D iesel have long been considered the first choice among car buyers when it comes to to save fuel. With the emissions scandal, however, the diesel engine fell into disrepute and has lost its attractiveness with customers. Impending driving bans in various metropolises also make car buyers squint for alternatives.
Fewer emissions and 30% more economical than diesel
One of them could be natural gas, because cars fueled with CNG (Compressed Natural Gas) are cheap and environmentally friendly. In addition, natural gas has a higher energy density than gasoline. Another advantage is its exhaust emissions. If fossil natural gas is burned in the engine, the vehicle emits significantly less CO2 and practically no pollutants such as fine dust, soot particles and nitrogen oxides. If you use biofuels such as biomethane or synthetic methane as fuel, CNG vehicles are almost climate-neutral.

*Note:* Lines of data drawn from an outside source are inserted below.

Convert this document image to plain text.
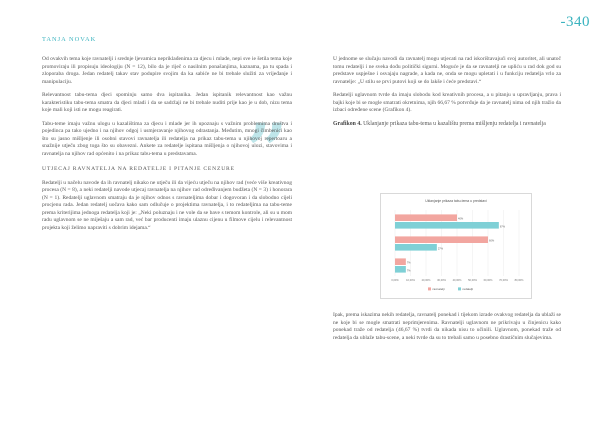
-340
TANJA NOVAK
”

Od ovakvih tema koje ravnatelji i srednje ljevamica nepriklađenima za djecu i mlade, nepi sve ie šetila tema koje promoviraju ili propisuju ideologiju (N = 12), bilo da je riječ o nasilnim ponašanjima, kaznama, pa tu spada i zloporaba droga. Jedan redatelj takav stav podupire svojim da ka sabiće ne bi trebale služiti za vrijeđanje i manipulaciju.

Relevantnost tabu-tema djeci spominju samo dva ispitanika. Jedan ispitanik relevantnost kao važnu karakteristiku tabu-tema smatra da djeci mladi i da se sadržaji ne bi trebale nuditi prije kao je u dob, nizu tema koje mali koji isti ne mogu reagirati.

Tabu-teme imaju važnu ulogu u kazalištima za djecu i mlade jer ih upoznaju s važnim problemima društva i pojedinca pa tako ujedno i na njihov odgoj i usmjeravanje njihovog odrastanja. Međutim, mnogi čimbenici kao što su jasno mišljenje ili osobni stavovi ravnatelja ili redatelja na prikaz tabu-tema u njihovoj repertoaru a snažnije utječu zbog toga što su obavezni. Ankete za redatelje ispitana mišljenja o njihovoj ulozi, stavovima i ravnatelja na njihov rad općenito i na prikaz tabu-tema u predstavama.

UTJECAJ RAVNATELJA NA REDATELJE I PITANJE CENZURE

Redatelji u načelu navode da ih ravnatelj nikako ne utječu ili da vijeću utječu na njihov rad (veće više kreativnog procesa (N = 8), a neki redatelji navode utjecaj ravnatelja na njihov rad određivanjem budžeta (N = 3) i honorara (N = 1). Redatelji uglavnom smatraju da je njihov odnos s ravnateljima dobar i dogovoran i da slobodno cijeli procjenu rada. Jedan redatelj uočava kako sam odlučuje o projektima ravnatelja, i to redateljima na tabu-teme prema kriterijima jednoga redatelja koji je: „Neki poluznaju i ne vole da se bave s temom kontrole, ali su u mom radu uglavnom se ne miješaju a sam rad, već bar producenti imaju ulaznu cijenu u filmove cijelu i relevantnost projekta koji želimo napraviti s dobrim idejama.“

U jednome se slučaju navodi da ravnatelj mogu utjecati na rad iskorištavajući svoj autoritet, ali unatoč tomu redatelji i ne sveka dođu politički sigurni. Moguće je da se ravnatelji ne upliću u rad dok god su predstave uspješne i osvajaju nagrade, a kada ne, onda se mogu upletati i u funkciju redatelja vrlo za ravnatelje: „U stilu se prvi putovi koji se do lakše i ćeće predstavi.“

Redatelji uglavnom tvrde da imaju slobodu kod kreativnih procesa, a u pitanju u upravljanju, prava i bajki koje bi se mogle smatrati okretnima, njih 66,67 % potvrđuje da je ravnatelj nima od njih tražio da izbaci određene scene (Grafikon 4).

Grafikon 4. Uklanjanje prikaza tabu-tema u kazalištu prema mišljenju redatelja i ravnatelja
Uklanjanje prikaza tabu-tema u predstavi
0,00%	10,00%	20,00%	30,00%	40,00%	50,00%	60,00%	70,00%	80,00%
40%
67%
60%
27%
7%
7%
ravnatelji	redatelji

Ipak, prema iskazima nekih redatelja, ravnatelj ponekad i tijekom izrade ovakvog redatelja da ublaži se ne koje bi se mogle smatrati neprimjerenima. Ravnatelji uglavnom ne prikrivaju u činjenicu kako ponekad traže od redatelja (46,67 %) tvrdi da nikada nisu to učinili. Uglavnom, ponekad traže od redatelja da ublaže tabu-scene, a neki tvrde da su to trebali samo u posebno drastičnim slučajevima.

The bottom line is that natural gas cars consume around 50 percent less than a gasoline engine and 30 percent less than a diesel. Potential natural gas drivers have to change the price of gas stations. Unlike petrol or diesel, this is not given per liter but per kilogram. This is currently (mid-September 2017) around one euro. Converted to one liter of super, the price is 70 cents. If the current natural gas models consume around 3 to 5 kg /100 kilometers, the fuel costs for a 100-kilometer route are 3 to 5 euros. The low CO2 emissions also ensure a low vehicle tax.
Provides planning securityNatural gas customers the extension of the tax reduction on natural gas, decided by the federal government in June
until the year 2026, whereby the amount of the reduction is to be reduced from 2024.

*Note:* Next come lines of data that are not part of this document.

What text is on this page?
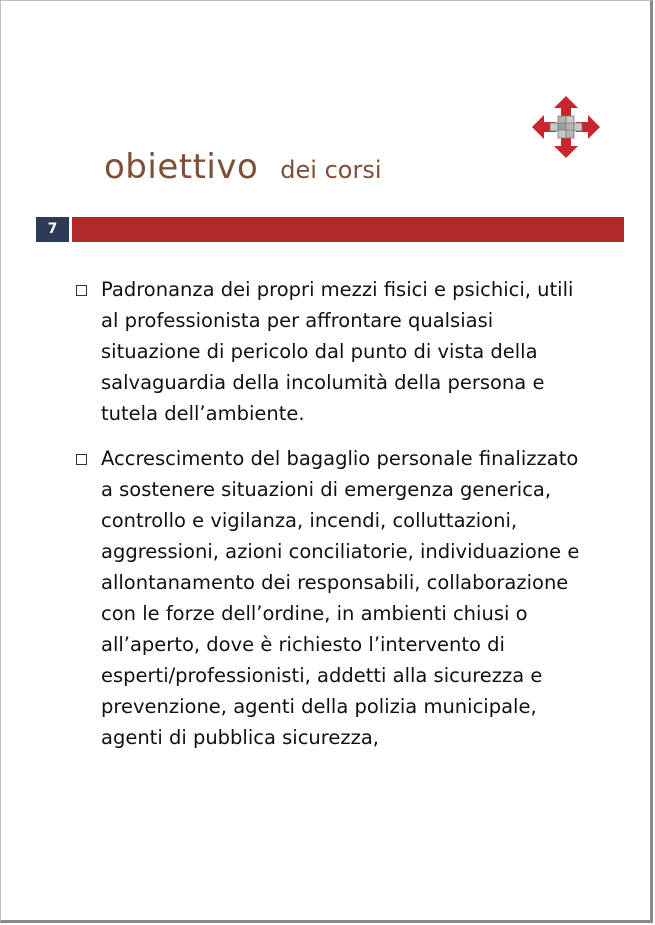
obiettivo dei corsi
7
Padronanza dei propri mezzi fisici e psichici, utili al professionista per affrontare qualsiasi situazione di pericolo dal punto di vista della salvaguardia della incolumità della persona e tutela dell’ambiente.
Accrescimento del bagaglio personale finalizzato a sostenere situazioni di emergenza generica, controllo e vigilanza, incendi, colluttazioni, aggressioni, azioni conciliatorie, individuazione e allontanamento dei responsabili, collaborazione con le forze dell’ordine, in ambienti chiusi o all’aperto, dove è richiesto l’intervento di esperti/professionisti, addetti alla sicurezza e prevenzione, agenti della polizia municipale, agenti di pubblica sicurezza,
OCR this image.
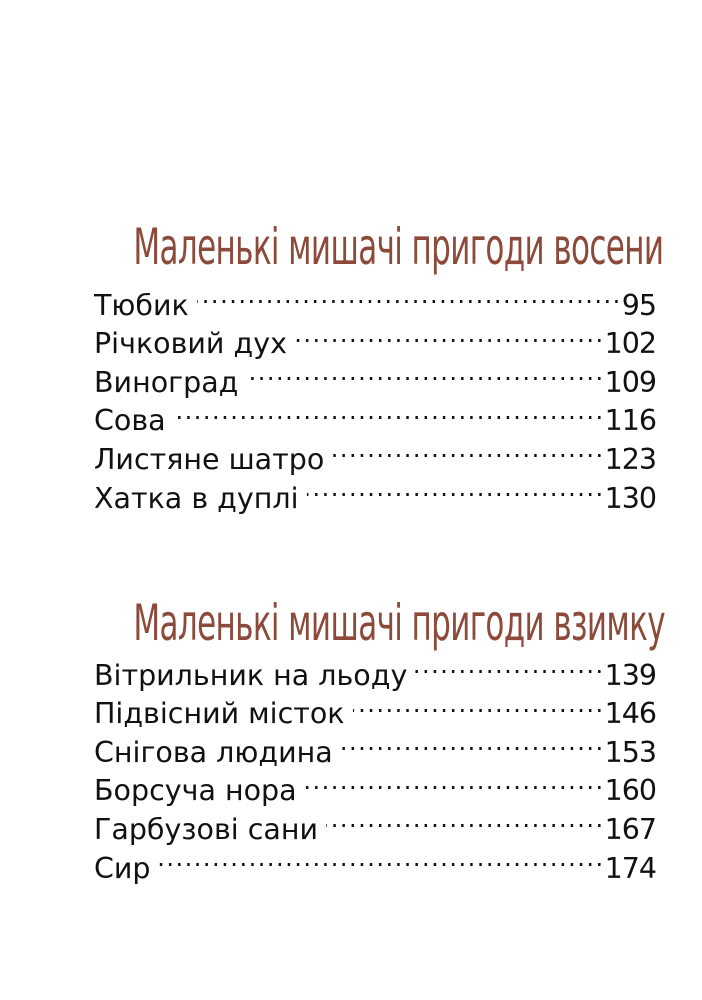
Маленькі мишачі пригоди восени
Тюбик .....	95
Річковий дух .....	102
Виноград .....	109
Сова .....	116
Листяне шатро .....	123
Хатка в дуплі .....	130
Маленькі мишачі пригоди взимку
Вітрильник на льоду .....	139
Підвісний місток .....	146
Снігова людина .....	153
Борсуча нора .....	160
Гарбузові сани .....	167
Сир .....	174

Natural gas cars for almost every claim
Anyone who buys a car with natural gas drive from the factory also drives with a full factory warranty. The basic prices for a natural gas model are usually just above those of comparable diesel models. The current range of the carmaker covers almost all requirements from small cars, compacts and high-roof station wagons to mid-range models (also as station wagons). Even sporty natures will find corresponding offers in engines with up to 170 hp and a top speed of up to 226 km /h.

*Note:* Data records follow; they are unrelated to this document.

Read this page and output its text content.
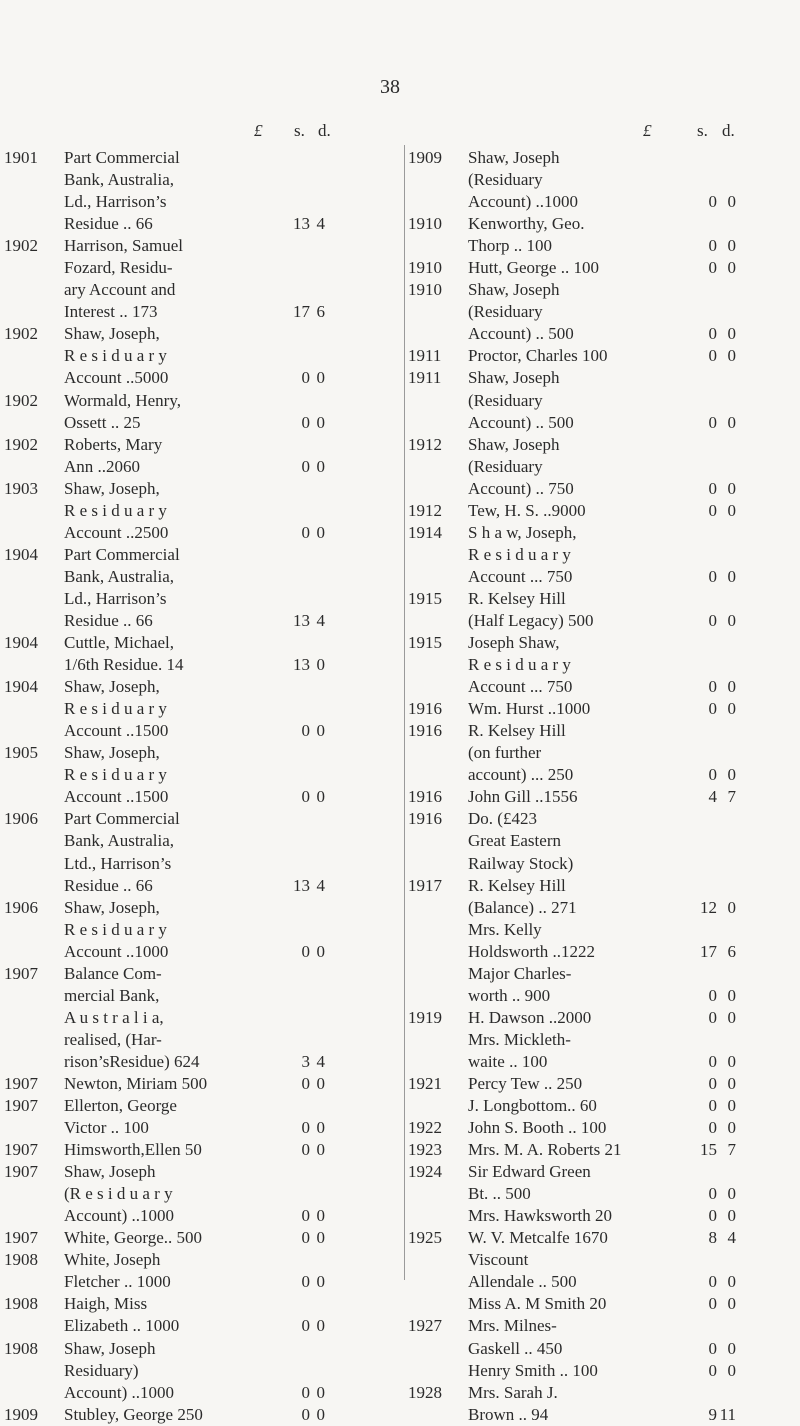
38
£ s. d.
1901 Part Commercial
Bank, Australia,
Ld., Harrison’s
Residue .. 66	13 4
1902 Harrison, Samuel
Fozard, Residu-
ary Account and
Interest .. 173	17 6
1902 Shaw, Joseph,
R e s i d u a r y
Account ..5000	0 0
1902 Wormald, Henry,
Ossett .. 25	0 0
1902 Roberts, Mary
Ann ..2060	0 0
1903 Shaw, Joseph,
R e s i d u a r y
Account ..2500	0 0
1904 Part Commercial
Bank, Australia,
Ld., Harrison’s
Residue .. 66	13 4
1904 Cuttle, Michael,
1/6th Residue. 14	13 0
1904 Shaw, Joseph,
R e s i d u a r y
Account ..1500	0 0
1905 Shaw, Joseph,
R e s i d u a r y
Account ..1500	0 0
1906 Part Commercial
Bank, Australia,
Ltd., Harrison’s
Residue .. 66	13 4
1906 Shaw, Joseph,
R e s i d u a r y
Account ..1000	0 0
1907 Balance Com-
mercial Bank,
A u s t r a l i a,
realised, (Har-
rison’sResidue) 624	3 4
1907 Newton, Miriam 500	0 0
1907 Ellerton, George
Victor .. 100	0 0
1907 Himsworth,Ellen 50	0 0
1907 Shaw, Joseph
(R e s i d u a r y
Account) ..1000	0 0
1907 White, George.. 500	0 0
1908 White, Joseph
Fletcher .. 1000	0 0
1908 Haigh, Miss
Elizabeth .. 1000	0 0
1908 Shaw, Joseph
Residuary)
Account) ..1000	0 0
1909 Stubley, George 250	0 0
£	s. d.
1909 Shaw, Joseph
(Residuary
Account) ..1000	0 0
1910 Kenworthy, Geo.
Thorp .. 100	0 0
1910 Hutt, George .. 100	0 0
1910 Shaw, Joseph
(Residuary
Account) .. 500	0 0
1911 Proctor, Charles 100	0 0
1911 Shaw, Joseph
(Residuary
Account) .. 500	0 0
1912 Shaw, Joseph
(Residuary
Account) .. 750	0 0
1912 Tew, H. S. ..9000	0 0
1914 S h a w, Joseph,
R e s i d u a r y
Account ... 750	0 0
1915 R. Kelsey Hill
(Half Legacy) 500	0 0
1915 Joseph Shaw,
R e s i d u a r y
Account ... 750	0 0
1916 Wm. Hurst ..1000	0 0
1916 R. Kelsey Hill
(on further
account) ... 250	0 0
1916 John Gill ..1556	4 7
1916 Do. (£423
Great Eastern
Railway Stock)
1917 R. Kelsey Hill
(Balance) .. 271	12 0
Mrs. Kelly
Holdsworth ..1222	17 6
Major Charles-
worth .. 900	0 0
1919 H. Dawson ..2000	0 0
Mrs. Mickleth-
waite .. 100	0 0
1921 Percy Tew .. 250	0 0
J. Longbottom.. 60	0 0
1922 John S. Booth .. 100	0 0
1923 Mrs. M. A. Roberts 21	15 7
1924 Sir Edward Green
Bt. .. 500	0 0
Mrs. Hawksworth 20	0 0
1925 W. V. Metcalfe 1670	8 4
Viscount
Allendale .. 500	0 0
Miss A. M Smith 20	0 0
1927 Mrs. Milnes-
Gaskell .. 450	0 0
Henry Smith .. 100	0 0
1928 Mrs. Sarah J.
Brown .. 94	9 11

Natural gas drivers are also increasingly relieved of the fear of looking for a gas station. There are already around 900 CNG filling stations in Germany. And the filling station network is hardly less dense in other European countries either, but adapters may be necessary for the refueling process. When looking for the right column, apps and petrol station finders such as mehr-tanken.de.
It takes just as long to refuel a CNG vehicle as it does for diesel or gasoline, i.e. around three to five minutes. When it comes to safety, there is no increased risk with natural gas vehicles. The operating pressure of the tanks is 200 bar, but the storage tanks are tested up to 600 bar. Corrosion damage and its consequences, as befell some VW models, are almost impossible for the future, as most manufacturers now rely on corrosion-free composite materials for their tanks.